How can this flexibility with Mother Nature happen? Through the practice of light deprivation using greenhouses, growing crops and ornamental plants can be more prolific on a schedule that helps the grower.
The Magic of Greenhouses
Some ideas are so exciting they are meant to be. Here’s how greenhouses, coupled with light and dark deprivation, can make your crops anything but deprived:
Crop Quality. Out in the open, plants of any type are subject to invading pests, droughts, and extremes of sun, cold, and heat. By planting in a greenhouse, all of those conditions can be controlled. Soil, air quality, fertilizer (organic), and light are managed.
The coveted organic label. In markets everywhere, the choice produce is labeled “Organic.” Organic doesn’t happen overnight. Stringent regulations, so that land is free from “prohibited substances” for 36 months are in place so that farms and growers must qualify for organic certification from the United States Department of Agriculture (USDA), administered by the National Organic Program (NOP.)
After a rigorous series of applications, fees and inspections, which are revisited annually, certification might be granted. No chemical sprays, synthetic fertilizers, sewage sludge, irradiation, or genetically modified plants are allowed in the growth process. This requires a major commitment. Just think how much easier it would be to farm in a greenhouse where all of the variables can be easily regulated.
Produce what you want, when you want. If a particular vegetable or flower is in demand, working with light deprivation can hurry the crop along. If a grower can produce more than one crop in a year, profits can increase. If each crop is grown under ideal conditions, a larger and more nutritious and attractive product can be grown. Taken from a profit perspective, most of the initial investment is in setting up the greenhouse. After that, all of the conditions can be more easily arranged. Farmers don’t typically get much time off. With a greenhouse, farmers might just be able to wangle a vacation. (At least, it would be easier to leave the facility in someone else’s hands.)

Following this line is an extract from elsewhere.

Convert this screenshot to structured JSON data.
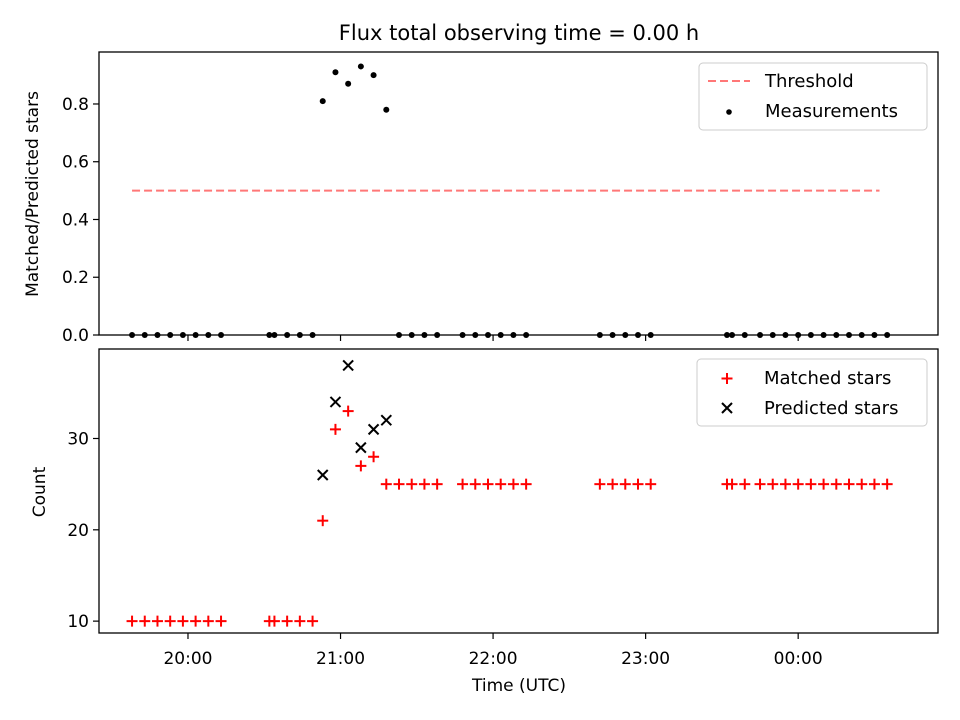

How greenhouses can turn a black thumb into a prolific gardener. Gardening and growing is a satisfying process — except when the gardener is not able to grow a crop. By having all of the conditions that create a “black thumb” removed, a gardener can be reasonably successful.
Eating produce or decorating with flowers that you yourself have grown, a sense of pride emerges, not to mention a healthier diet. Although it may take some studying and consultation with knowledgeable agronomists or agricultural agents, a committed home grower can make a garden grow with produce and flowers that delight.
Taming the garden pests and the other outdoor critters. Children’s stories often have rabbits chewing on crops in a garden. In real life, keeping the wildlife out of the crops is frustrating. Just when you were looking to pick your crop, the critters found it first. The insects that can fell a giant plant can be kept out. A greenhouse is more secure, protecting your plants. And, without the seasons to account for, growing can be a year-around pastime tucked in a climate-controlled greenhouse.
Knowing you can increase your yields, being joyful when your crops bring greater prices, and scheduling your crops instead of them scheduling your life are all a part of using the cycles of light to make planting a field an old idea. Planting in a greenhouse gives you the control and ideal conditions.
With a little study and some resources to start, a determined person might be able to feed his or her family, have crops to sell, and have a healthier diet. Can man tame nature? It certainly seems to be possible.